我捂着胸口,来不及喊疼,仔细观察这场上的局势。
此时赫连双和廖光明以及那个于金魁激战正酣,但是也被这声巨响惊到了。
那股爆裂开来的力量奇大,竟然已经将那棺材震成了碎片。
赫连双见我被震飞,赶紧跑了过来,扶住我,关切地问道:“双七,怎么样?受伤没?”
我看到赫连双此时,头上已经全都是汗水了,头发被汗水浸湿,变成了一绺一绺的。
我有点心疼,但是此时无暇说更多的话。
我忍着疼,刚刚应该是有一块碎木击中了我的胸口。刚刚一时间没缓过劲来,现在除了隐隐作痛,别的还好。

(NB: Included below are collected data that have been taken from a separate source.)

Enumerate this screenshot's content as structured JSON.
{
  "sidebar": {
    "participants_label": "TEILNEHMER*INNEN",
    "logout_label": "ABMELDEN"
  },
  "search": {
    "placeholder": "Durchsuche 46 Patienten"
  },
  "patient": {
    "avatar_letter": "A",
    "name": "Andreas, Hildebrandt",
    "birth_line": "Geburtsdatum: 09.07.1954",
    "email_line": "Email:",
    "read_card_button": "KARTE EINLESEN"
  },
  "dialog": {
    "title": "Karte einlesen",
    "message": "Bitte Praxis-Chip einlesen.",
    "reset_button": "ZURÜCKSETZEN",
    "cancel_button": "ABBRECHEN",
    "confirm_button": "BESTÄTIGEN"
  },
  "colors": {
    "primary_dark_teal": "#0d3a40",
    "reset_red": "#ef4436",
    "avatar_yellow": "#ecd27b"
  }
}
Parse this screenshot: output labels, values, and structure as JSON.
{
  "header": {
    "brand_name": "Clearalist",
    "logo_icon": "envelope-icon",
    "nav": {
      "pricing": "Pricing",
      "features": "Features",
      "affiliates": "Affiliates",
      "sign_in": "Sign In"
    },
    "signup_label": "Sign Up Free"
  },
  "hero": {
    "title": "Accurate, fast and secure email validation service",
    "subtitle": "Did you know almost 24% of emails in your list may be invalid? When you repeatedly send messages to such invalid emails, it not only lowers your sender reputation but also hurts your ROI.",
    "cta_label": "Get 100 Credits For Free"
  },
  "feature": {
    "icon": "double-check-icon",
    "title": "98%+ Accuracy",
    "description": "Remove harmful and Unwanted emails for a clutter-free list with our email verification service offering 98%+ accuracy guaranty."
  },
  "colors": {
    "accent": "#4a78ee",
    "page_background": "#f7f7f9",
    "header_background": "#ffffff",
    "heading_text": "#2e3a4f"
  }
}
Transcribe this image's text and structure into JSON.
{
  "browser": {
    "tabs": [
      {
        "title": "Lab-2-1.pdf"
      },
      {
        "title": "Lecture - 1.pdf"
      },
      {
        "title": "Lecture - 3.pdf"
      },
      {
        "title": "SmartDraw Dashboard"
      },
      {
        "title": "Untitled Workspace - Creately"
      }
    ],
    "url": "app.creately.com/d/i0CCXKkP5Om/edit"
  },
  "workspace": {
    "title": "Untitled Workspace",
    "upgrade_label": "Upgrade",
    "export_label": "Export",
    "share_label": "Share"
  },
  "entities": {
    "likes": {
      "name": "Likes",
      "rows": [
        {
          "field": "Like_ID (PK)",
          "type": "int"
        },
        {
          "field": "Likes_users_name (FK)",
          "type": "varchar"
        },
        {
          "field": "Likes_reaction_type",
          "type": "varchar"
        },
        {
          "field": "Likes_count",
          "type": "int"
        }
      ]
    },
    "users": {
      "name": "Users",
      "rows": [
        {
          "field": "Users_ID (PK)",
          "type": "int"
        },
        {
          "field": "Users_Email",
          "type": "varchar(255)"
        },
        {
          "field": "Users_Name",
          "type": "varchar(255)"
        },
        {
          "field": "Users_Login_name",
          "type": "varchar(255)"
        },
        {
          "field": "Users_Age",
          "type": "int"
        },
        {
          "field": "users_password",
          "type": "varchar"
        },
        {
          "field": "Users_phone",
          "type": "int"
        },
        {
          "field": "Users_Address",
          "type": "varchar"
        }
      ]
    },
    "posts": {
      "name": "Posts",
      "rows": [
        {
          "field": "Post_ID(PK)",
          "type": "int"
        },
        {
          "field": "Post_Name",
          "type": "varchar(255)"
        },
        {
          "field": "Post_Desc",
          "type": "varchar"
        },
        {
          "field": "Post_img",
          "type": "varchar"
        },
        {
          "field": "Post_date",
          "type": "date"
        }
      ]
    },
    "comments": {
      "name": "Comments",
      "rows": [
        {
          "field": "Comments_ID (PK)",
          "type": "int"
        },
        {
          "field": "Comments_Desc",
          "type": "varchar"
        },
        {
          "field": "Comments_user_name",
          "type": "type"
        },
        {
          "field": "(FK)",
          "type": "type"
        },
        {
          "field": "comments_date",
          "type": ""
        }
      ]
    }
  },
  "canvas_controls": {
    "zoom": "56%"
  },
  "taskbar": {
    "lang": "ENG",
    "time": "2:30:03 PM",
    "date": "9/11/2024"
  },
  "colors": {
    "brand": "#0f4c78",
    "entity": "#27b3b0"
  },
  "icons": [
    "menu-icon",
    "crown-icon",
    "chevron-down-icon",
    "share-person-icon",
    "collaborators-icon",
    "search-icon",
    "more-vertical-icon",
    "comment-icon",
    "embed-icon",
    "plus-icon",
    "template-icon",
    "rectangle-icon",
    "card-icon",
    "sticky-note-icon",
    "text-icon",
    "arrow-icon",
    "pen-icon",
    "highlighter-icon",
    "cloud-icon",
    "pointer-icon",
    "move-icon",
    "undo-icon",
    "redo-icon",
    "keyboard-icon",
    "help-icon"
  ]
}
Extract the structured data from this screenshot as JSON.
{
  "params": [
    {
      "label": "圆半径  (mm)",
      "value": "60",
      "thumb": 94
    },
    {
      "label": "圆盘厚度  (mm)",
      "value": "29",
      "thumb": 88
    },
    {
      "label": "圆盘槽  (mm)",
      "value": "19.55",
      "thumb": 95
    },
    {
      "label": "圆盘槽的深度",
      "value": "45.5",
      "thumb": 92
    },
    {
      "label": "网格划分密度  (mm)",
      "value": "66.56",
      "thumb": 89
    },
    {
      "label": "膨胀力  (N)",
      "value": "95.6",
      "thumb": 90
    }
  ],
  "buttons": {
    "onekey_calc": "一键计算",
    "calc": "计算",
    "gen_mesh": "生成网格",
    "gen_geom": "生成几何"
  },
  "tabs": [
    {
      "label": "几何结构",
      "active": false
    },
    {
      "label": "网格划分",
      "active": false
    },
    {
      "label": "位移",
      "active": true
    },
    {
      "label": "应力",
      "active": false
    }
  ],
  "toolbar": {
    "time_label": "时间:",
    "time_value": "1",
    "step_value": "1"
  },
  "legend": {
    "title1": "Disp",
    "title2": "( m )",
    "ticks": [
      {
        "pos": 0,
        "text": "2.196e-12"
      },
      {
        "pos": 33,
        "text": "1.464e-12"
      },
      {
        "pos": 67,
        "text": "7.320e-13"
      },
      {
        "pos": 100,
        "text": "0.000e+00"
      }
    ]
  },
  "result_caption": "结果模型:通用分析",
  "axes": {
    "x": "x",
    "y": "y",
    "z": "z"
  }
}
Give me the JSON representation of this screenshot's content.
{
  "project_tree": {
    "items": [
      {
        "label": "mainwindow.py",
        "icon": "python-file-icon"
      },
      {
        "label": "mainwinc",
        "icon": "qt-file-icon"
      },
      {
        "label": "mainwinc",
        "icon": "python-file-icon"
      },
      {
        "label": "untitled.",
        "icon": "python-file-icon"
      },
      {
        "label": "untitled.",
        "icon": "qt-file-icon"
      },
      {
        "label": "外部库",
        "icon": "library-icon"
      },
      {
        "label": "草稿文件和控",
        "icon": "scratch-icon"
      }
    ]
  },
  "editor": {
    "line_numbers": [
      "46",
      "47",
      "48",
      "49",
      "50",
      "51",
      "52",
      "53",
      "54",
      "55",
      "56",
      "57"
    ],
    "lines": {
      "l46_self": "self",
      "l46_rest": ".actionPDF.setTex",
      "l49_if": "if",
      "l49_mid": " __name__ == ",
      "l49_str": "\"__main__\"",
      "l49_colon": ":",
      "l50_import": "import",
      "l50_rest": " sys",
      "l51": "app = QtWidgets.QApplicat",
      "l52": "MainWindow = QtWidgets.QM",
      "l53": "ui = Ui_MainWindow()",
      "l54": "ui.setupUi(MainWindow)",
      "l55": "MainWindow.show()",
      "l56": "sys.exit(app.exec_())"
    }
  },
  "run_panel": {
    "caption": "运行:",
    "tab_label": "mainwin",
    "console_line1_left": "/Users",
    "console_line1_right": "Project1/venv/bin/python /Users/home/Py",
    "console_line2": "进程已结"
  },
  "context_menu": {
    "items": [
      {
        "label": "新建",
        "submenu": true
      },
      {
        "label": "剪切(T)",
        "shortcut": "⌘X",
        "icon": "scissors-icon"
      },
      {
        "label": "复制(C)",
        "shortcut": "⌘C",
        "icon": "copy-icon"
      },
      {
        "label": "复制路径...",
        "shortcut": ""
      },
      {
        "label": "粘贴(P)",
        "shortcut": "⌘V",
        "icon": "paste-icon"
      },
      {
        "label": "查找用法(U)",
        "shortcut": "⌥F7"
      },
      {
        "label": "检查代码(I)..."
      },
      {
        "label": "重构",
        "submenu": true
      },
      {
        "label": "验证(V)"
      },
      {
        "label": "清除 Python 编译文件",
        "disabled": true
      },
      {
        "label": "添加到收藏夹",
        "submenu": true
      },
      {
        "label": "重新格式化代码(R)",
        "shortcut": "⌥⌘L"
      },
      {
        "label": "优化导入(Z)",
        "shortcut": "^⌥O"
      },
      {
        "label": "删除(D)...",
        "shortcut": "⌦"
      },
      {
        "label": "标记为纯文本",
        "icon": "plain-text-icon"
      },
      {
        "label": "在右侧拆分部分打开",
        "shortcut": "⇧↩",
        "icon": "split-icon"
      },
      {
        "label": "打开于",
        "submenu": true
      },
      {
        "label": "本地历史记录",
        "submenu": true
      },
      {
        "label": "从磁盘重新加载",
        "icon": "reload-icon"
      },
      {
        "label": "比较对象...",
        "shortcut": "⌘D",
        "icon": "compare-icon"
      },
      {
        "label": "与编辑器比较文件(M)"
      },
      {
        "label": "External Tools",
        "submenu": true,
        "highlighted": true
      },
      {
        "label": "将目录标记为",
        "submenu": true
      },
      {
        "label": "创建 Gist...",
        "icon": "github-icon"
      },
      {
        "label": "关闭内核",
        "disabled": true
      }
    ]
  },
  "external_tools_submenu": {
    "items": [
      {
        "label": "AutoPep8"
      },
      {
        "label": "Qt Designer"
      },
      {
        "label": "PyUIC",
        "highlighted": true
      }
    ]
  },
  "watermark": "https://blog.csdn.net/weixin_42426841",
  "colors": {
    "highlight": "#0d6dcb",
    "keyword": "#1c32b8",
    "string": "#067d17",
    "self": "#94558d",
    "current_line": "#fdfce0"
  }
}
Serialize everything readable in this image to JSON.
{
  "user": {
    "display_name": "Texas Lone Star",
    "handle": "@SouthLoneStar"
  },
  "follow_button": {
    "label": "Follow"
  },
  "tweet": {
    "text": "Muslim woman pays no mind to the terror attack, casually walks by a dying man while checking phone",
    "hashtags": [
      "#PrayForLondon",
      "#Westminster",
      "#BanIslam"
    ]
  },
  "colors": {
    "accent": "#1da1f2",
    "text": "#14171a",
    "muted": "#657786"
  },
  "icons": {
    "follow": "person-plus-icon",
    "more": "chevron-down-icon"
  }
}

我摇摇头,看着场地中间,因为爆裂而散起的木屑和烟尘。
廖光明也凑了过来,扶着我站立起来。
我们谁也不知道刚刚是发生了什么?只等到那场地中间烟尘逐渐散落,原本是赤炎松棺的地方,赫然站立着一个人。
借着月光,我们看到那人身高和那尸羯差不多,但是脸部已经有了变化了。
此时出现在我们面前的是一张清秀的会让人顿生怜惜的脸。脸色惨白,没有一丝血色,眉清目秀,看着柔弱,但是眼角透着一层杀气,长相虽不粗犷,但是却让人心生畏惧。
但是那尸羯原来还穿着一条破裤子,虽然经过赫连双的砍杀,变得七零八碎,但是毕竟有遮挡之物。
可是眼前的这个人,却是身上未着寸缕。
赫连双看了一眼,就有些难为情,因为那人完全是赤条条的。
但是那人裸露出来的皮肤上,却不是光洁的,我看到生有一层细细的绿色毛发。
那毛发生有半指长,像钢针一样,根根树立。
“他们合体了?尸鬼羯?”我看到这么个怪物,心里有了一种不祥的预感。
“哈哈哈……尸鬼羯……被我练成了……哈哈哈哈……”站在一旁的于金魁突然爆发出一阵怪笑。
“怎么可能?这么短的时间,怎么可能合体,而且……天狼食月已经开始了,不应该的……”
我摇着头,简直不敢相信眼前的这个长绿毛的怪物,就是所谓的凶物,尸鬼羯。